RL10N hits its first milestone

By November 22, 2016Blog

by Richard Cotton and Thomas Leeper

richie_logo

R is gradually taking over the world (of data analysis).  However, proficiency in English remains a prerequisite for effectively working with R.  While R has a system for translating messages, warnings, and error messages into other languages, very few packages take advantage of this functionality.

Part of the problem is that it currently takes a lot of effort to create translations.  There are a few issues that the RL10N project aims to address. Firstly, the functionality contained in the tools package isn’t particularly easy to work with. Secondly, finding translators can be difficult. RL10N aims to solve both of these problems.

The project has reached its first milestone, having released the poio package to CRAN. Translations of messages are stored in .pot master translation and .po language-specific translation files that are understood by the GNU gettext utility. poio provides functionality to read and write this file format.

Setting up Translations

The workflow to create translation infrastructure for a package is now reasonably straightforward.

First, a .pot master translation file is created using the xgettext2pot from the tools package. The .pot file contains a few lines of metadata, consisting of name-value pairs.

"Project-Id-Version: R 3.3.1\n"
"Report-Msgid-Bugs-To: bugs.r-project.org\n"
"POT-Creation-Date: 2016-11-06 17:19\n"
...

After this, it contains message ID lines, along with blank message translation lines.
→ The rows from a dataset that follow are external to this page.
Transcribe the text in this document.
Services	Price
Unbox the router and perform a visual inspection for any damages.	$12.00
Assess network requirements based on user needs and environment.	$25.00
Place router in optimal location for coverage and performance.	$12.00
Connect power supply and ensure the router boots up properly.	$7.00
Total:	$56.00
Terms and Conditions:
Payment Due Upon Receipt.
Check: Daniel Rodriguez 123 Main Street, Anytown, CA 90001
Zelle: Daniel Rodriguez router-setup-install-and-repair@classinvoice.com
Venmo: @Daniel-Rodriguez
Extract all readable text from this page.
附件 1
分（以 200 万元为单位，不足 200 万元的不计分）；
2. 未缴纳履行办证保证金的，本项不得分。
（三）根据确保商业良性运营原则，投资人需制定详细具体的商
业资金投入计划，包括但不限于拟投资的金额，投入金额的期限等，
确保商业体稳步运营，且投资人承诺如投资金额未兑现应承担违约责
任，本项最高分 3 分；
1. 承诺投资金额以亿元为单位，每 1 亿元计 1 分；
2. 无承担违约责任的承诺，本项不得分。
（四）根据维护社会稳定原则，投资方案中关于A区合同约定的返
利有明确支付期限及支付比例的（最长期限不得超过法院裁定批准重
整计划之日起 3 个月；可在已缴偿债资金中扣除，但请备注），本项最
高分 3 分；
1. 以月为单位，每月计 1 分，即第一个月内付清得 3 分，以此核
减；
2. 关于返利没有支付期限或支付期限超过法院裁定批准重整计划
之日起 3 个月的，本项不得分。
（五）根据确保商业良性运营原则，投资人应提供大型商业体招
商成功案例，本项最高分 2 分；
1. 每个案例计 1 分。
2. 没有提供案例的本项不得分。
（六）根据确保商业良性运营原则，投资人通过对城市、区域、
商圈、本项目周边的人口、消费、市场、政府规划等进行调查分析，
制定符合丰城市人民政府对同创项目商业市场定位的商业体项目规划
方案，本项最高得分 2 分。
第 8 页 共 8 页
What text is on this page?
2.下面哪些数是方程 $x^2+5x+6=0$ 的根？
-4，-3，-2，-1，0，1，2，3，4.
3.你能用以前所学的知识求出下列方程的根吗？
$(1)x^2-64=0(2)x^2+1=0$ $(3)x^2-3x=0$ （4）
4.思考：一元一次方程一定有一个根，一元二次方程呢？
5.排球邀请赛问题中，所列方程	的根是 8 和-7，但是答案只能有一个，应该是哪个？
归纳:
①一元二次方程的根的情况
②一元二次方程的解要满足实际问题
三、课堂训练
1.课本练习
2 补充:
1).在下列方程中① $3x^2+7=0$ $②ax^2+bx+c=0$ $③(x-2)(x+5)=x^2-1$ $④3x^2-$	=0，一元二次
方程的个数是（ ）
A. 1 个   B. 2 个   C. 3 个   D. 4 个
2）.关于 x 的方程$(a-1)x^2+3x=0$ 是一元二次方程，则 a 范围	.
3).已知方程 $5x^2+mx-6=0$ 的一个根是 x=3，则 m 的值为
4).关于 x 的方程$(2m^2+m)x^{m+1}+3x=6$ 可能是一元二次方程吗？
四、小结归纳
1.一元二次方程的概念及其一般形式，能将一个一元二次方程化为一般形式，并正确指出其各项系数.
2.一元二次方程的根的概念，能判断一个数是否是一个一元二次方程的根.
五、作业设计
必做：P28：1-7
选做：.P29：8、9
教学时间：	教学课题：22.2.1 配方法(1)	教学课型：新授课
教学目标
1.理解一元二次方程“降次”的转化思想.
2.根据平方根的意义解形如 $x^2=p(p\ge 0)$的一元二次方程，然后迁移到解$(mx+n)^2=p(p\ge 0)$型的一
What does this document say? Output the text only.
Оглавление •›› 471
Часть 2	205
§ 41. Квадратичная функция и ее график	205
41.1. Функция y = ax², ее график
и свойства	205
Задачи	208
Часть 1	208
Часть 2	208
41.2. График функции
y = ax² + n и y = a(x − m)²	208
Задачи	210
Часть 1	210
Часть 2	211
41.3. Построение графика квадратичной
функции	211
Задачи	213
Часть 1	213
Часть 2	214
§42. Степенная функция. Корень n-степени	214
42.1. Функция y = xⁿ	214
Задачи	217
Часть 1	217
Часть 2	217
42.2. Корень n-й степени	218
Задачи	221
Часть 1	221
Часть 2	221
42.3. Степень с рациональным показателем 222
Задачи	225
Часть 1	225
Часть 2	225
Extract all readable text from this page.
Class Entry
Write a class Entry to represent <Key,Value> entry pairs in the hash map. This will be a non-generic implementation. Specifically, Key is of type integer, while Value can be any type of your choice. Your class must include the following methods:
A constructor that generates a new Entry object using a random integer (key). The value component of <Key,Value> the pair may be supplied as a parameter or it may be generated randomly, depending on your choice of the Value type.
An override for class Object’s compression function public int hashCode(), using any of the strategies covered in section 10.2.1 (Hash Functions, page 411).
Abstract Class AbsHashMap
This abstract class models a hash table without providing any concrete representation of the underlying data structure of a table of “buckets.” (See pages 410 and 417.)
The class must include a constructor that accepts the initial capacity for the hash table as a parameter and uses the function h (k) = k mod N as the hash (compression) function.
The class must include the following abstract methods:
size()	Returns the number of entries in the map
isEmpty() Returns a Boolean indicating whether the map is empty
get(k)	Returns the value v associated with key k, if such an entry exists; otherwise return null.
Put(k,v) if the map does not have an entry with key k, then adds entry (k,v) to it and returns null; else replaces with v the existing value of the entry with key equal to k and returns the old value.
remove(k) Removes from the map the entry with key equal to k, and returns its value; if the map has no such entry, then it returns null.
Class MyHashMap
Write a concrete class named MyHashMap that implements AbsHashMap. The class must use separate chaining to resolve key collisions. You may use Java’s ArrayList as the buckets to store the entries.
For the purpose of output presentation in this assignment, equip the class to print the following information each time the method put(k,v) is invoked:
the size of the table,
msgid "This is a message!"
msgstr ""

The second step is to read this file into R, using poio’s read_po function.  (The same function reads both .po and .pot files, automatically detecting which is which.)

pot <- read_po(pot_file)

The file created by x has some incorrect metadata values.  These can be fixed by calling fix_metadata.

pot_fixed <- fix_metadata(pot)

Next, you need to choose some languages to translate your messages into.  You need to specify the languages as a two- or three-letter ISO 639 code.  These include “fr” for French, “zn” for Chinese, and country-specific variations like “pt_BR” for Brazilian Portuguese.  The language_codes dataset shows all the available language and country codes.

For each language, you must generate a language-specific po object from the master translation, using generate_po_from_pot, then write it to a .po file using write_po.

for(lang in c("de", "fr_BE"))
{
po <- generate_po_from_pot(pot, lang)
write_po(po)
}

That’s it! You are now ready to translate.

Next Steps

The msgtools package is currently under development, and has higher level tools for managing and updating translations, and integrating translations into packages.  The immediate next step is to integrate poio with msgtools and release the latter package to CRAN.

Beyond this, the RL10N project has a plan to tackle the second problem: finding translators.  This will involve integrating automated translation functionality from Google Translate and Microsoft Translator into msgtools, as well as providing assistance with getting human translators.